Researchers at the Bologna-based Cattaneo Institute, analyzing data from a select number of cities, concluded that of the 2.6 million voters the Democrats lost since the 2013 general election, "relevant numbers" went to the 5-Stars, as well as to a lesser degree the League and a new left-wing party.
"All this indicates that the 5-Stars are the Democrats' competitors, offering electors a 'truer' left than that embodied by a leader like Renzi," the researchers said.
As a result, analysts say, Renzi has reason to be concerned about the rank-and-file's intentions.
"I always start from the numbers. And the numbers tell me there are not many coalitions available," said Roberto D'Alimonte, a political scientist at Rome's LUISS University. "Today it looks very strange. But after a few weeks of useless searching, I think ... it won't look so strange."

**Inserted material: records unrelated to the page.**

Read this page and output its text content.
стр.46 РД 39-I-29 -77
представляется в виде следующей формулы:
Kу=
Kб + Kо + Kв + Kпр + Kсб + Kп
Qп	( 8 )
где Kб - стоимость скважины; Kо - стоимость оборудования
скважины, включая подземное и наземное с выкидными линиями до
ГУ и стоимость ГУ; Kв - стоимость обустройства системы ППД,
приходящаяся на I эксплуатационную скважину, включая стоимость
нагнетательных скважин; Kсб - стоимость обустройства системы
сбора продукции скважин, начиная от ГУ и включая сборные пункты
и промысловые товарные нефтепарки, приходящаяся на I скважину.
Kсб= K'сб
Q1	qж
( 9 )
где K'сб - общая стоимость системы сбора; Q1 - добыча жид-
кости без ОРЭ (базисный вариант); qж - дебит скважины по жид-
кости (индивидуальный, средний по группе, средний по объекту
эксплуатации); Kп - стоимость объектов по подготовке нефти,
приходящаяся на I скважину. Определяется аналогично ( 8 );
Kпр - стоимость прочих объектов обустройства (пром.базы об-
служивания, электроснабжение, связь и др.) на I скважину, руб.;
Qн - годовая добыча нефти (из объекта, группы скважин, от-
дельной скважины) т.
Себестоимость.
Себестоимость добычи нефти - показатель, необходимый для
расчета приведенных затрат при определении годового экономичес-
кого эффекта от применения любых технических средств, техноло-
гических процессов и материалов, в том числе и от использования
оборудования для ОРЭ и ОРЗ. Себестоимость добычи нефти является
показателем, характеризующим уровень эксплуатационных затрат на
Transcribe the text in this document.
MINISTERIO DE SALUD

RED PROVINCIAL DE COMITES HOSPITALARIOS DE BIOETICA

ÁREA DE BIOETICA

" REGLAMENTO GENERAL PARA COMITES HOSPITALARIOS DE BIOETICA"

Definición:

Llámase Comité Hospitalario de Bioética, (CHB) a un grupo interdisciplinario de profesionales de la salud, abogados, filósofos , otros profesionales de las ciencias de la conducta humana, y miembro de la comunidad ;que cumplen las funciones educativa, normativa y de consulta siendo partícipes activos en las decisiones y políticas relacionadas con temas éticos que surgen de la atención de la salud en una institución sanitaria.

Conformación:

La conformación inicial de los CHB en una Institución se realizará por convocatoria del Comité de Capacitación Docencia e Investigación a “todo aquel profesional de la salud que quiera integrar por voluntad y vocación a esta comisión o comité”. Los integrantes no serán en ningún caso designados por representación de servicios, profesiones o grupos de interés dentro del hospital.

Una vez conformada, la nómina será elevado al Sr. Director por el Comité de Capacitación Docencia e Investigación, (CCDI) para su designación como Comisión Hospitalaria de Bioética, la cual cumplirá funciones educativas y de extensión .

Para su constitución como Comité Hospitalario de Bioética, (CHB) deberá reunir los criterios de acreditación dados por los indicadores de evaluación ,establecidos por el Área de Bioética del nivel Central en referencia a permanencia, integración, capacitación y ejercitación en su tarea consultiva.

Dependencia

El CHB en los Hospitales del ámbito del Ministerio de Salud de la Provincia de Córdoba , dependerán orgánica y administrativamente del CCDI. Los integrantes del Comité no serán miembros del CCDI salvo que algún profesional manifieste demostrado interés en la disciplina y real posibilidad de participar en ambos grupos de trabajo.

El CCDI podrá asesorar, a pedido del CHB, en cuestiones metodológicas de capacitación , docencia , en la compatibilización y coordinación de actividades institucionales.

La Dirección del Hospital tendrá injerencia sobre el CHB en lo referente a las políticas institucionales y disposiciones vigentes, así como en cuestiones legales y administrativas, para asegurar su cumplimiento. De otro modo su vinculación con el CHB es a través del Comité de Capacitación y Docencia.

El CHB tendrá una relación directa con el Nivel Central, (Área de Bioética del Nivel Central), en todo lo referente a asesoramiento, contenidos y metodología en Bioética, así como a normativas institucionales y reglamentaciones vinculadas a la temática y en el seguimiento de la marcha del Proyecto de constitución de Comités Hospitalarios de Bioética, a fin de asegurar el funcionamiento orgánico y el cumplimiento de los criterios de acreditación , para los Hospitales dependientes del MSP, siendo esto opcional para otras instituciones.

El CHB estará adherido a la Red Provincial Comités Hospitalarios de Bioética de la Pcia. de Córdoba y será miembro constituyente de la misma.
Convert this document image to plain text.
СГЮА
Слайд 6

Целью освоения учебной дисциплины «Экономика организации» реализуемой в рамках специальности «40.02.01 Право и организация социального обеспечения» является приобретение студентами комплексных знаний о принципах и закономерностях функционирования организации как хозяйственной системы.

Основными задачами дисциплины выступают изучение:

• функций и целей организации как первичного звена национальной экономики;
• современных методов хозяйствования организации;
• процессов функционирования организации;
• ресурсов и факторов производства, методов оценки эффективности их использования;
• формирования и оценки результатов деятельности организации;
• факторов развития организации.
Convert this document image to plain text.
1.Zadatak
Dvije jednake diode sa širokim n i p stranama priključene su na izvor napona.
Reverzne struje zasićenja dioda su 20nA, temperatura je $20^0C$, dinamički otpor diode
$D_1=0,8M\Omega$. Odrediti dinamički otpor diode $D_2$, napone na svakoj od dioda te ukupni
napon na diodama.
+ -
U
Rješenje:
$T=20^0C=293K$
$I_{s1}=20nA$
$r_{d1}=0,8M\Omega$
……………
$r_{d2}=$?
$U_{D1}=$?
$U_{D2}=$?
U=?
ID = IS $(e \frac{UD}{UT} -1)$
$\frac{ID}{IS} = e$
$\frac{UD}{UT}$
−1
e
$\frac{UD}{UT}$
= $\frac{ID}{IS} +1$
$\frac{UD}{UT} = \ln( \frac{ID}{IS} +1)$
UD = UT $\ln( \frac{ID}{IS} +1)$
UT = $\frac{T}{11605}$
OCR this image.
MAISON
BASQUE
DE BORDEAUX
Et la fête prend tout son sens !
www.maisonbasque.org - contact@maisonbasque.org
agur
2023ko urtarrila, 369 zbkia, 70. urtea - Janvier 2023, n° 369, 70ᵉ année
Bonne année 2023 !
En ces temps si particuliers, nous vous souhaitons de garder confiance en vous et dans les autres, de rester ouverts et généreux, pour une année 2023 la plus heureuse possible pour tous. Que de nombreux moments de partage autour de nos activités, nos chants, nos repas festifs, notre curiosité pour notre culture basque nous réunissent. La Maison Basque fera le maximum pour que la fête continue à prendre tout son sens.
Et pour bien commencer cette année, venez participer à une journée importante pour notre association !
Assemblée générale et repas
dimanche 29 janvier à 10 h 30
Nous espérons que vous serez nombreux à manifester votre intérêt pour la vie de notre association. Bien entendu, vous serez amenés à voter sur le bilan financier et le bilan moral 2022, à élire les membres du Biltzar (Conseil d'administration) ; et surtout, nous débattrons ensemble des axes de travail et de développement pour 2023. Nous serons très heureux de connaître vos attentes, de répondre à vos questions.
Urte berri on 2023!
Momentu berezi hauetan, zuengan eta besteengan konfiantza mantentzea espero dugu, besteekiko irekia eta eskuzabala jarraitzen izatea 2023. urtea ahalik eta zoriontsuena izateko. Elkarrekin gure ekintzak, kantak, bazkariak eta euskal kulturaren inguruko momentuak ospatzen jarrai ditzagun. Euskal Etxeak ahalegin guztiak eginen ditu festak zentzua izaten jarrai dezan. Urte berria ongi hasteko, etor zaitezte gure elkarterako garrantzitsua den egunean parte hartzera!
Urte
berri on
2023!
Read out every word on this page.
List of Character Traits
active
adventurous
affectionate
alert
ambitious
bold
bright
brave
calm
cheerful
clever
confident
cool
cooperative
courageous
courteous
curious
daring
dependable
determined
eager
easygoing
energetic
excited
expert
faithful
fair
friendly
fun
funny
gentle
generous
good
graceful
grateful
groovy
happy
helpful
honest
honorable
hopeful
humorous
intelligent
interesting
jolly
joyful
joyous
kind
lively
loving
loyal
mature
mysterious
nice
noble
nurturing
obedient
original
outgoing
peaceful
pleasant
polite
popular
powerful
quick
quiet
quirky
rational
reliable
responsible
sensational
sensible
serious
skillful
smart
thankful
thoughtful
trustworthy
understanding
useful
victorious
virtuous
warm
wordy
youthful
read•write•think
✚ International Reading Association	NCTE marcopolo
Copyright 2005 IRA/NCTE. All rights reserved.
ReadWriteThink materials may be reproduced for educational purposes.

Paolo Magri, director of the ISPI think tank in Milan, said precisely because many of the 5-Stars' new voters hailed previously from the Democratic Party, "a tie-up with the (Democrats) is more acceptable than with the League."
"The 5-Star program is so malleable that it allows different readings," he told The Associated Press. "The legitimate choice of the 5-Stars was to water down themes more crucial to the program so they would be appealing to both ends of the spectrum."
The 5-Stars call themselves a grassroots "direct democracy" movement, with members voting for candidates and platforms via its online platform. The 5-Stars defy typical left-right ideology, espousing a platform that is green and anti-bank, and for the campaign, included a proposed monthly payment to Italians just for being citizens.
The 5-Stars have evolved since the last parliamentary election when they refused to deal with any party, and want to become "the new establishment," D'Alimonte said.
"From anti-establishment to new establishment, and they want to gain credibility," which they can do more effectively with the Democrats than with the extremists of the League, D'Alimonte said.
Indeed, while both the League and the 5-Stars often share the euroskeptic and populist monikers, such labels paper over their differences.
"The League is ideologically euroskeptical. The 5-Stars are tactically euroskeptical," Magri said.
Silvio Berlusconi, the three-time premier who dominated Italian politics for the past quarter century, was left in the dust of the election aftermath. In a major upset, his Forza Italia party came in second to the League within the center-right.
In his first comments since the election outcome, the 81-year-old Berlusconi said the results would have been different if he hadn't been prevented from running as a candidate because of a tax fraud conviction. But he insisted he was still the head of Forza Italia, the "director of the center-right and the guarantor of the cohesiveness of the coalition."
Colleen Barry contributed from Milan.